Dandelions ( Taraxacum officinale) have been growing in Eurasia for some 30 million years. These flowering herbaceous perennials and biennials are part of the family Asteraceae ( Compositae). This family consists of a wide range of flowering plants such as asters, daisies and sunflowers.
Dandelions are perhaps the most successful plants worldwide. They have an amazing ability to adapt and survive. If you cut your lawn low to rid yourself of dandelions, they will just grow closer to the ground. When their habitat is disturbed they will produce more seeds than they do normally. Each flower can produce between 50 to 175 seeds, and in one season a single plant can produce between 2000 and 5000 seeds! They are hardy plants and will be some of the first plants to populate disturbed ground or appear after a wildfire.
The seeds are dispersed by the wind and can travel up to eight kilometres. Dandelions seeds do not require pollination to be viable nor do they require cold to activate germination. In fact, the seeds can go dormant for years. One study discovered nine year old seeds that were still viable!
The dandelion is a prime example of how introducing an alien species into a new ecosystem can go awry. It did not take long for those first plants to jump the garden fence and take over the surrounding lands, spreading across the continent.
There is a positive side to these maligned weeds. Not only are they edible, they are a veritable super-food, rich in fiber and filled with essential minerals such as potassium, folic acid and magnesium. Dandelions have more
iron than spinach and more Vitamin A than carrots. A half cup of dandelions contains more calcium than a glass of milk and 55 mg of leaves have 535 per cent of your daily vitamin K intake.
The leaves are used for salads and cooked in soups or as greens similar to the way spinach is used. With a slightly bitter flavour that intensifies as the plant ages, leaves are best enjoyed when they are young in the spring and early summer months. Sweet and crunchy, the flowers are edible too. They can be eaten raw, breaded and fried, or used for making tea, beer, wine or dyes. The long tap root that is so difficult to remove from the ground, can extend to a depth of 15 feet! Roots are an excellent root vegetable that when dried can be used to make a coffeelike drink. Before you go foraging, be careful to only pick plants that have not been exposed to chemicals or are located near roadsides.
This essential plant has been used extensively for medicinal purposes for thousands of years. Dandelions are diuretics, which is how they received their name pissenlit or “pee the bed”. The leaves are used to relieve constipation and give one the sense of feeling full (great for dieters). They can be used to cleanse the body from toxins, and contain essential minerals like folic acid and magnesium.
Most recently dandelions are being trialled to create rubber products such as tires; the research is ongoing. So while they are certainly not a favoured plant, they are useful.
Growing and growing
Today dandelions are so proliferous that they can blanket entire lawns choking out the grass and slowing the growth of garden plants. People have been applying herbicides such as RoundUp to destroy this unsightly weed for years.

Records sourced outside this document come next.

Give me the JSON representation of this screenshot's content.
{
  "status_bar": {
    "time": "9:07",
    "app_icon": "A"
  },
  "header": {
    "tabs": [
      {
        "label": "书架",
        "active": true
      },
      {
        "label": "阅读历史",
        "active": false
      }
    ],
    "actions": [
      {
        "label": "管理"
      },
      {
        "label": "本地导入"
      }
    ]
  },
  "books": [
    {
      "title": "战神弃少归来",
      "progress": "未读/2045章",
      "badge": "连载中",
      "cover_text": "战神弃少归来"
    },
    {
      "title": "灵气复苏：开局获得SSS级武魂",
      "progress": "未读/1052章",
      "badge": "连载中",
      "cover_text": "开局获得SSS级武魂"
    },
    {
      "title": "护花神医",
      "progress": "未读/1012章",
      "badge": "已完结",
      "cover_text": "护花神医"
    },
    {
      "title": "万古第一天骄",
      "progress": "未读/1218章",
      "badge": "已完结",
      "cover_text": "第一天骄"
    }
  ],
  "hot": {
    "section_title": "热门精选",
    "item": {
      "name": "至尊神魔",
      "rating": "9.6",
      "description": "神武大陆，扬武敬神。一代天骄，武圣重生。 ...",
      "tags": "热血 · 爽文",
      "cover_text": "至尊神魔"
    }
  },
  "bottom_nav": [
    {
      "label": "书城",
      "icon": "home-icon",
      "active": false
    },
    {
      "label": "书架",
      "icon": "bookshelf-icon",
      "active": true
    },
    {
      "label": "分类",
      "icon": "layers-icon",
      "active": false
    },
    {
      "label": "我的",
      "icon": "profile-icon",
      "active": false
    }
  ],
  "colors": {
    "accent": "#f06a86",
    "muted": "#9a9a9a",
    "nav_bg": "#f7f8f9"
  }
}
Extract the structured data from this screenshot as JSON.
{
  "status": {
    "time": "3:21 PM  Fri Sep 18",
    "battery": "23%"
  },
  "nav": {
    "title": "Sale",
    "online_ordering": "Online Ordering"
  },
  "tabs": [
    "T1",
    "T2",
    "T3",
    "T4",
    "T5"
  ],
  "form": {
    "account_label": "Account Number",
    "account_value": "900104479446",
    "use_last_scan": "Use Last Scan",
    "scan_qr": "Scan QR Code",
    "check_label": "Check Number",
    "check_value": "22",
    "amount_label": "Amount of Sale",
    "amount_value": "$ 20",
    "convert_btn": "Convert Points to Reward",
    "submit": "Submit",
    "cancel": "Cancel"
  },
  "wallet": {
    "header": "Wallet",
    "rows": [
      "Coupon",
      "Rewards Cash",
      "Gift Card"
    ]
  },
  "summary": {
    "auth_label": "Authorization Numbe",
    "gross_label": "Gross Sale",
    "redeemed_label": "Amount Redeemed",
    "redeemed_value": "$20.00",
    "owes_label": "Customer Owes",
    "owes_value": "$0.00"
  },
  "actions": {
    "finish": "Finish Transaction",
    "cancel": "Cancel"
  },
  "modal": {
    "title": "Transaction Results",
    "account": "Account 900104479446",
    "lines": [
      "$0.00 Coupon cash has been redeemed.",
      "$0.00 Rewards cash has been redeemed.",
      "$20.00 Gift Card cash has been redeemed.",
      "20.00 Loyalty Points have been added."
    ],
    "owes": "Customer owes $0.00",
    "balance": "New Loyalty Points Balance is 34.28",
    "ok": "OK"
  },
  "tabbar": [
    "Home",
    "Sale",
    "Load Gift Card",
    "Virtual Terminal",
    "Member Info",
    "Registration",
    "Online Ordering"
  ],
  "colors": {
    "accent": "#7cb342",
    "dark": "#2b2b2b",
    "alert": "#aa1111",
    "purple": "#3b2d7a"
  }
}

While this herbicide or similar products are still in use in some communities, municipalities and provinces across the country are banning the use of these dangerous chemicals for cosmetic purposes (your lawn and garden). This means that the plants are left largely to their own devices and spread farther.
While this is upsetting to many, dandelions are a welcome sight for pollinators. The pesky yellow flowers are some of the first spring blooms, providing much needed sustenance after a long winter. Maybe instead of spraying this year, remove your chemical free dandelions and use them for dinner? It's just a thought.
Dandelions have one of the longest flowering seasons of any plant and are often one of the first flowers of spring.
Each dandelion flower can produce anywhere between 50 and 175 seeds.
Dandelion leaves make excellent salads and taste great in stirfrys.
Dandelions are said to resemble the three planetary bodies. Yellow flowers represent the sun, the fluffy white seed heads the moon, and the seeds the stars in the sky.
The name dandelion is taken from the French word “dent de lion” meaning lion’s tooth, referring to the coarselytoothed leaves.
Dandelion flowers close up at night.